En effet, c’est dans les années 80 que le gouvernement turc a pris des mesures encourageantes pour le tourisme avec notamment une loi énumérant des mesures destinées à inciter à l’investissement touristique: possibilité offerte aux investisseurs dans les zones et les centres touristiques, de baux de location des terres appartenant à l’état sur de longues durées (jusqu’à 49 ans!), octroi de prêts à bas intérêt et à long terme de la part de la Banque Turque  (jusqu’à 60% du coût total de l’investissement) ou du Fonds pour le Développement touristique  (15% du montant total de l’investissement pour des capacités d’hébergement supérieures à 300 lits ), des tarifs préférentiels octroyés aux investisseurs pour l’eau, le gaz et l’électricité, des possibilités pour les installations touristiques d’employer un personnel étranger (jusqu’à 20 % de l’effectif total), l’obtention facilitée de licences pour la vente de boissons alcoolisées, pour l’établissement de casinos, etc.Ceci explique donc cela !

Reste que le tourisme turc comme les destinations balnéaires méditerranéennes souffre de saisonnalité.
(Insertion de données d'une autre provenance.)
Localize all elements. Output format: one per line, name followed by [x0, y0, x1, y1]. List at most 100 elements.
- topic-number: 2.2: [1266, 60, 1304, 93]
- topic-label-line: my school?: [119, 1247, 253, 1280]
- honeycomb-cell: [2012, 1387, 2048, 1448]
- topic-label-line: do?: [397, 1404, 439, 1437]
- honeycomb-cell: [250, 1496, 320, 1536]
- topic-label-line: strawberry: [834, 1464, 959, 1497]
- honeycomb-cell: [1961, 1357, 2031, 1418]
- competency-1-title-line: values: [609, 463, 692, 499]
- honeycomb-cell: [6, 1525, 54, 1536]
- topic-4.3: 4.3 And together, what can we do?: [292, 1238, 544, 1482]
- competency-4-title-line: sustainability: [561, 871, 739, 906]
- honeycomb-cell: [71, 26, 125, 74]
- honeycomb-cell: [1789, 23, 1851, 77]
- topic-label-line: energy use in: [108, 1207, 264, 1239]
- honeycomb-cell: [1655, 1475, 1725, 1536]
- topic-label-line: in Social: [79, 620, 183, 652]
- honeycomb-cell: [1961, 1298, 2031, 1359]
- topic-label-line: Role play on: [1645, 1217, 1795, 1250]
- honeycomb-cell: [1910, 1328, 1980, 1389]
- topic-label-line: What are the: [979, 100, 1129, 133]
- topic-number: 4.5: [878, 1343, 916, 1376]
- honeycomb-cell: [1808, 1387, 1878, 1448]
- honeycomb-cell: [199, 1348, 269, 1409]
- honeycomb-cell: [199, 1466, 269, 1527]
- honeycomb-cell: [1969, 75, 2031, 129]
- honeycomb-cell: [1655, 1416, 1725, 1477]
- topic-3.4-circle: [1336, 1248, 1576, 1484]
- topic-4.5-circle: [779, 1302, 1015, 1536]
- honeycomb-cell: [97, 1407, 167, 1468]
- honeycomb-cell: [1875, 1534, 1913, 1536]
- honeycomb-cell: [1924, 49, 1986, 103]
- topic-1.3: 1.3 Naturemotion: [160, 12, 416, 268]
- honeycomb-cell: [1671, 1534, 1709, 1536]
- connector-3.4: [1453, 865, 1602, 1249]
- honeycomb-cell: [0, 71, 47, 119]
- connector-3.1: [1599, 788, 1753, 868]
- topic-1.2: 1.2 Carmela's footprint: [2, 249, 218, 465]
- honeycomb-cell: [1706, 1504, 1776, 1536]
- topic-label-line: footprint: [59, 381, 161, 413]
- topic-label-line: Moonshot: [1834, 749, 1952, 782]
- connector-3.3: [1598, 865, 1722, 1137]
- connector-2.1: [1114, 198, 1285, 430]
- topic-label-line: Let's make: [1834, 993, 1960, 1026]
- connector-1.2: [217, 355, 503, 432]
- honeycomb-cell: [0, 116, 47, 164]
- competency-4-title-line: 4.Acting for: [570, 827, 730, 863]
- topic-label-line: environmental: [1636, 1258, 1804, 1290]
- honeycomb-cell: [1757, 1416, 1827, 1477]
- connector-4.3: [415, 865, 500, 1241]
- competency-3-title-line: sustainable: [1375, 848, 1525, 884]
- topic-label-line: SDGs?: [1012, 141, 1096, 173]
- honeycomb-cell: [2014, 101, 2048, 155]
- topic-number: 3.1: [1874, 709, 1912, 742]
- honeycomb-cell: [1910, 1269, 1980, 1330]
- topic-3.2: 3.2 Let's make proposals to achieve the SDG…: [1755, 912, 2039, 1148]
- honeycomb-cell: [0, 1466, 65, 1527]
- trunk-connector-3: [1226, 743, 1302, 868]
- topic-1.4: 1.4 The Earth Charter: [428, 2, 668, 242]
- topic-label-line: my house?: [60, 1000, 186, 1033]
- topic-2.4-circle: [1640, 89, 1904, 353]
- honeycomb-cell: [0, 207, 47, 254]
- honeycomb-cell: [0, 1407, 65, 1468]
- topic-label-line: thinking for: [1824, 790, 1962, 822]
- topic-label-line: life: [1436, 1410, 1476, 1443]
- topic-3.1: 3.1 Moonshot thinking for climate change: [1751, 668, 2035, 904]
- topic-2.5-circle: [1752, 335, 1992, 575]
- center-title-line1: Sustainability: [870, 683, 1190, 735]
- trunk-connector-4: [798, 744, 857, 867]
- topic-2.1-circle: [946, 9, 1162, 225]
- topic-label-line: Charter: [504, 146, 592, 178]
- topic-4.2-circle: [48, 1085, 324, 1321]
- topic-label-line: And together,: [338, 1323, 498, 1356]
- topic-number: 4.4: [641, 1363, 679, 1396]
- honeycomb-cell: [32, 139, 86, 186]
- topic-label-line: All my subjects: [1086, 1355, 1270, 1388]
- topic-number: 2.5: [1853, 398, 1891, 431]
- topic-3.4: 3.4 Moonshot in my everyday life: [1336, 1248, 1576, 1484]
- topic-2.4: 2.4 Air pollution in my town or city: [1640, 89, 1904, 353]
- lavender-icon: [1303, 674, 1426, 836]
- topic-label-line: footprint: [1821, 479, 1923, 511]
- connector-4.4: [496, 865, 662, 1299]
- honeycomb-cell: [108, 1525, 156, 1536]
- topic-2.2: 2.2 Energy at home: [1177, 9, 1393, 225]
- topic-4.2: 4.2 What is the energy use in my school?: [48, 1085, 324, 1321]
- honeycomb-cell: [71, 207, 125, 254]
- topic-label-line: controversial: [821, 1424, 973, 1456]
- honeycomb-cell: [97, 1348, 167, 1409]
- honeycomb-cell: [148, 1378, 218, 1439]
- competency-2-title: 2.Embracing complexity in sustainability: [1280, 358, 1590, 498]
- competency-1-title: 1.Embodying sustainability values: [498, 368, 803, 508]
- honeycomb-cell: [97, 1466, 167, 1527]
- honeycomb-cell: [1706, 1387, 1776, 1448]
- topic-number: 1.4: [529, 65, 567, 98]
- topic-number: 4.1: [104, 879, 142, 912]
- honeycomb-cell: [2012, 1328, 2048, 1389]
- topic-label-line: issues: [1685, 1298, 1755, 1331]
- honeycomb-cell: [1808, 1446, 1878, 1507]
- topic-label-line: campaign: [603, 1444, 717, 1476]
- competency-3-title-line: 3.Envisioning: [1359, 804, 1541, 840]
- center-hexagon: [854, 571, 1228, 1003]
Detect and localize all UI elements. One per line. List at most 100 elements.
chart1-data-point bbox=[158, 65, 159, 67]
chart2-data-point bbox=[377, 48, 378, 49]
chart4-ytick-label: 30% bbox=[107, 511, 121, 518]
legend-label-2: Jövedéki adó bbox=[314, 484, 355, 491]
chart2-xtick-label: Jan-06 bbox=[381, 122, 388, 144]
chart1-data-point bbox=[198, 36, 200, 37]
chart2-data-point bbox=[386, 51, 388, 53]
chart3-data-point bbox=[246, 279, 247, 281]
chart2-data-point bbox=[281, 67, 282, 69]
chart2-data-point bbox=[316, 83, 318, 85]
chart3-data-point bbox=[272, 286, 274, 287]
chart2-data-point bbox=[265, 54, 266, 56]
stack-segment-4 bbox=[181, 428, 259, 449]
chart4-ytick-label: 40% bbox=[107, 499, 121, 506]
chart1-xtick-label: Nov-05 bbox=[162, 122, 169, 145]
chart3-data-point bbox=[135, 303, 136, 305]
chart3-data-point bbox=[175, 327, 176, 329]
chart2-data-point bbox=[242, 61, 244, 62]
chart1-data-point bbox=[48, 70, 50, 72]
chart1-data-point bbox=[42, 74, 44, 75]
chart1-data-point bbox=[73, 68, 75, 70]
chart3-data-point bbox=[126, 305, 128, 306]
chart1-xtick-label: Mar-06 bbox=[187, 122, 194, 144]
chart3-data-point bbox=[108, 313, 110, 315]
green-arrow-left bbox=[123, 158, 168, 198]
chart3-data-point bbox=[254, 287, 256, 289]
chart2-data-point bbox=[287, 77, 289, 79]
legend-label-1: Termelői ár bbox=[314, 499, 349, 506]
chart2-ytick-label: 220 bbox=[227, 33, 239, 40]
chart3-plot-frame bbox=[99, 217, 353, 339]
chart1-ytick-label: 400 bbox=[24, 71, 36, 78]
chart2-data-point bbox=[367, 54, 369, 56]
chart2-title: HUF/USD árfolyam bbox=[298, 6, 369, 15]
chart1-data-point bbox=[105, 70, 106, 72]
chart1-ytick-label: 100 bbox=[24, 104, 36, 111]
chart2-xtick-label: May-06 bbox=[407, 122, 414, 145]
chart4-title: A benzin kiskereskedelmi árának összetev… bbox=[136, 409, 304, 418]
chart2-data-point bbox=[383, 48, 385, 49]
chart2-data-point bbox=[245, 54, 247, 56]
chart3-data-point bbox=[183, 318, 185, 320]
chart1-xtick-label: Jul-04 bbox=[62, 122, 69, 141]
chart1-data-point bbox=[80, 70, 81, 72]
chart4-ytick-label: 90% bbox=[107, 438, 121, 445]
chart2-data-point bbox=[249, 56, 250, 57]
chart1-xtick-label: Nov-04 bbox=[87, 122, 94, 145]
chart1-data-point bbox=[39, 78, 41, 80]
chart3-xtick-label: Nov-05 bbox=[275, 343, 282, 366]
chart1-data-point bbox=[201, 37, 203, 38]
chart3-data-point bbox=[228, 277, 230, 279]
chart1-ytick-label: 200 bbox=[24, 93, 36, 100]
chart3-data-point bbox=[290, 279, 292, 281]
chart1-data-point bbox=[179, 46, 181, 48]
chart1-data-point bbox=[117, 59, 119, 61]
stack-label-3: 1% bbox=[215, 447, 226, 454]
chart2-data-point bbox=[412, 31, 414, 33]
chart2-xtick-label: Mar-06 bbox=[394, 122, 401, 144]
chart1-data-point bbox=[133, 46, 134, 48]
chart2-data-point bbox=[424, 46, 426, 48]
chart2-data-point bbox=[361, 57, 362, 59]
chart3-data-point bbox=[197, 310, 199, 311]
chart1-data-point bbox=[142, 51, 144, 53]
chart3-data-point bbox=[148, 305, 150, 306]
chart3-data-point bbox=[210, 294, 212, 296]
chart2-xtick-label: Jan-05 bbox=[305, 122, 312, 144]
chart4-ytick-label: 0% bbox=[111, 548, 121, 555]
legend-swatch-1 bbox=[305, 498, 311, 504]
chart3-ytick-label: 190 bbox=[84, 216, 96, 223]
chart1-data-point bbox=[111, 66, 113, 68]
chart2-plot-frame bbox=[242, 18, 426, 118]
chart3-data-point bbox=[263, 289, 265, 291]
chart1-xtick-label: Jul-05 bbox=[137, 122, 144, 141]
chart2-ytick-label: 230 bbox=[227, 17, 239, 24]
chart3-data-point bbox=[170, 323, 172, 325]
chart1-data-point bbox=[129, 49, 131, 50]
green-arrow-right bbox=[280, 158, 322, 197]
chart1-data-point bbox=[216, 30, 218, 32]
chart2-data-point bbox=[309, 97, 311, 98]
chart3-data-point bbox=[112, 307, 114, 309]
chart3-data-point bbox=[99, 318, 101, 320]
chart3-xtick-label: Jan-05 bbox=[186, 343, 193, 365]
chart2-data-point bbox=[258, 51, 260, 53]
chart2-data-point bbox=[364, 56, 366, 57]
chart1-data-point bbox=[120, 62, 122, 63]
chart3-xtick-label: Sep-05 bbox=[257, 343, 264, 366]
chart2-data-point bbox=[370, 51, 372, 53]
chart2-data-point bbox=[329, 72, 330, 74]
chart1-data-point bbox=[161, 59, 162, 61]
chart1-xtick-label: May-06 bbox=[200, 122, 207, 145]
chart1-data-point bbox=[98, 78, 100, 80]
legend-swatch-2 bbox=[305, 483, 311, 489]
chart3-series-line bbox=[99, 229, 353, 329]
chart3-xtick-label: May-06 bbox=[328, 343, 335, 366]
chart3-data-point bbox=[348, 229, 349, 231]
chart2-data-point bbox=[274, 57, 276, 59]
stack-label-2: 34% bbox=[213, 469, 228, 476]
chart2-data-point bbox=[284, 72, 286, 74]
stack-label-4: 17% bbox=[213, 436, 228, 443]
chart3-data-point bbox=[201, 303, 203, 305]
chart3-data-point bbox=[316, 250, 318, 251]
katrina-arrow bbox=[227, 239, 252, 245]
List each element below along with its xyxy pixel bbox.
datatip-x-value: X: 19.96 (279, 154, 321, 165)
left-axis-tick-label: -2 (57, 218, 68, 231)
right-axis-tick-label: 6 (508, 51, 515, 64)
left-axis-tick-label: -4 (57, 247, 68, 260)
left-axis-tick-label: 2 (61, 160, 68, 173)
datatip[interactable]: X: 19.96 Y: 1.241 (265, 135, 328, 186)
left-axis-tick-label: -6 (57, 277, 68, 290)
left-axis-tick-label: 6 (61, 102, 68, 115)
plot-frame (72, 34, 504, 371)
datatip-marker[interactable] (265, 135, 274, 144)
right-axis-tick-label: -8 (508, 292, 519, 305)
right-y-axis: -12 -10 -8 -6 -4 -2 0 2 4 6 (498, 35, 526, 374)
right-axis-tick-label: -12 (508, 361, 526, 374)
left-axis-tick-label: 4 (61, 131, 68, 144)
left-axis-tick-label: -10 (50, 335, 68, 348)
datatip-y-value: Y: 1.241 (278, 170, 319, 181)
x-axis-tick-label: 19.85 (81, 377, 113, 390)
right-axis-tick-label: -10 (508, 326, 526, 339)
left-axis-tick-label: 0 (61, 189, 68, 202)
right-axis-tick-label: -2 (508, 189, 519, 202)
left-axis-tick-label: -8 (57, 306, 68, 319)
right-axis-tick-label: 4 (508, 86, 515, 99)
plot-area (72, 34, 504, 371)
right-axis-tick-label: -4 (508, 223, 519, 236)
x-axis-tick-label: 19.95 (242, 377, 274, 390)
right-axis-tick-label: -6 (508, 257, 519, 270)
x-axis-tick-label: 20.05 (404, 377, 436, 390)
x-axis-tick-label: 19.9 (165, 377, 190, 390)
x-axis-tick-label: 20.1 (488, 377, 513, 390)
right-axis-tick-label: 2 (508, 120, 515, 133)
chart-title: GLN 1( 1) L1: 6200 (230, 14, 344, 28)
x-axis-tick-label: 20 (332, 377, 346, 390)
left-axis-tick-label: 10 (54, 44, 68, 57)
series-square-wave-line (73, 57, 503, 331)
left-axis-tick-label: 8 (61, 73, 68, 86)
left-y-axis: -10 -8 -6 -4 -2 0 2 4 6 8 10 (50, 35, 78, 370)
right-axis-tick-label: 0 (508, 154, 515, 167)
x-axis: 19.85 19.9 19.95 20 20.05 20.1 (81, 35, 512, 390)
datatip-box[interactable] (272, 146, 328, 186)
Il travaille donc désormais à allonger la durée de fréquentation pour sortir du «diktat» estival qui prévaut actuellement. La Turquie est en passe de devenir une vraie destination hivernale avec un focus sur le tourisme de santé et de bien-être (médical, thermal, spa), le golf, le nautisme, le tourisme d’affaires et de congrès.

D’autre part, une nouvelle carte a été abattue avec la création d’Anadolu Jet, une filiale “low cost” de Türkish Airlines qui utilise Ankara comme Hub et dessert 20 destinations anatoliennes ainsi que Washington, Sao Paulo, Alep, Birmingham, Lahore, Oran, Alexandrie… Il s’agit bien entendu d’attirer des migrants turcs et les touristes étrangers. Dans quelques années le principal aéroport d’Istanbul sera dédié à la seule Turkish Airlines pour faire un autre hub dans la région. Que de chantiers et de perspectives qui laissent rêveuse!